Saint-Léonard-d’Aston | Une étudiante en situation de handicap en bataille judiciaire contre l’Université de Montréal pour devenir vétérinaire

14 mars 2026 à 6:32

Une étudiante en situation de handicap de la région a dû se tourner vers la Cour supérieure pour avoir gain de cause, en partie, contre l’Université de Montréal (UDM) pour que celle-ci l’accommode pendant ses études.

Une universitaire de Saint-Léonard-d’Aston est inscrite au programme de doctorat en médecine vétérinaire.

Depuis des années, elle fait la navette entre la maison de ses parents dans la région et sa résidence près de la faculté qui est à Saint-Hyacinthe.

Selon le document judiciaire, dont VIA 90.5 FM a obtenu copie, sa situation de handicap « résulte de plusieurs accidents de la route […] dont elle conserve certaines limitations fonctionnelles »

« En raison de la présence de douleurs chroniques […] elle ne présente pas l’endurance pour suivre ce programme à temps plein et ne peut demeurer debout ou assise pendant toute la durée requise pour les cours, les laboratoires et les stages », peut-on lire dans le jugement de la Cour supérieure du 27 janvier dernier.

Après avoir interrompu ses études en 2023, elle a voulu les reprendre pour la session d’hiver 2026.

Toutefois, voyant que l’UDM ne semblait pas enclin à accepter ses demandes pour réussir son retour sur les bancs d’école, la Léonardoise a institué « une action en injonction permanente et en dommages contre l’université » à l’automne dernier.

Une première demande acceptée

Parmi ses demandes, l’étudiante demandait d’effectuer ses troisexamens finaux à son domicile, puisque sa condition rend sa présence en classe difficile.

De son côté, l’UDM s’y opposait malgré qu’elle avait pourtant déjà reconnu sa situation de handicap.

« Il est ‘‘indéniable’’ qu’elle a le droit de bénéficier de certaines mesures d’accompagnement en raison de sa condition », est-il écrit dans le document de la cour.

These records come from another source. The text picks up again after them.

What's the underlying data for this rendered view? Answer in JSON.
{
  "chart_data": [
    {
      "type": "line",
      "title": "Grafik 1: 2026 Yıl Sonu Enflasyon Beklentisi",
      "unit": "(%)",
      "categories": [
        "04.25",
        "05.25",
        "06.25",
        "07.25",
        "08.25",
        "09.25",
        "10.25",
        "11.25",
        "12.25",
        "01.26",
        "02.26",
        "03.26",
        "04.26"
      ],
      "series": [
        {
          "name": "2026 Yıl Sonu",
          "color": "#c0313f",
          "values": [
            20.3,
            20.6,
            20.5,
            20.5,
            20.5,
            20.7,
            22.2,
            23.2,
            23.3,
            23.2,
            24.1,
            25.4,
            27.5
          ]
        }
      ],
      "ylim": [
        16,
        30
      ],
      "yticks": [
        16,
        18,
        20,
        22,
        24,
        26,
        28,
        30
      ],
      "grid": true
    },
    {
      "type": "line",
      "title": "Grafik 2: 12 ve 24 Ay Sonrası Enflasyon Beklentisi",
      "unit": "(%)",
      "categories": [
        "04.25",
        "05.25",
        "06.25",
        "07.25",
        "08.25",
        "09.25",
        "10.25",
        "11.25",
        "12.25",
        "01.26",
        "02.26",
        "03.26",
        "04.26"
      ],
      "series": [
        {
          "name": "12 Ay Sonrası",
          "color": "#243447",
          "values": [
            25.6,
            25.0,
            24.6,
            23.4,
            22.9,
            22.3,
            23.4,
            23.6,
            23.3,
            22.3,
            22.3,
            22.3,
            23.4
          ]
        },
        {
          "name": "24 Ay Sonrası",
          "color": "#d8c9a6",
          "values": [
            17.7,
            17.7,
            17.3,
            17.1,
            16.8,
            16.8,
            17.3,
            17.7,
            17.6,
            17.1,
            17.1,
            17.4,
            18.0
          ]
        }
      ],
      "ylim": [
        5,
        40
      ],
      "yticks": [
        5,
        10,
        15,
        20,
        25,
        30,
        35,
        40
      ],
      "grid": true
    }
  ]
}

De surcroît, l’universitaire avait deux billets de médecins qui prouvaient ses difficultés d’être en classe.

Sur le premier billet, celui de mars 2023, le médecin a indiquéqu’elle « a d’importantes difficultés à se déplacer en raison des séquelles douloureuses chroniques reliées à son accident ».

Dans le billet d’août 2024, la docteur a écrit qu’elle « doit éviter les déplacements […] et que si cette patiente se déplace, à l’arrivée à l’université, elle sera déjà en douleurs, ce qui rajoute au fait qu’être à l’ordinateur de façon stationnaire augmente encore plus la douleur ».

Malgré tous ces problèmes, l’université ne voulait toujours pas accommoder la Léonardoise alors que pourtant, « pendant la pandémie, l’ensemble des étudiants du programme de médecine vétérinaire ont suivi leurs cours et effectué leurs examens à distance en ligne ».

Aussi, l’université a soutenu que « si l’universitaire effectue ses examens en ligne, il lui est impossible de la surveiller adéquatement pour éviter le plagiat ».

Or, étonnamment, il est aussi écrit dans le jugement que « l’université n’allègue toutefois aucun fait de nature à soulever une crainte qu’elle s’adonne effectivement à du plagiat ».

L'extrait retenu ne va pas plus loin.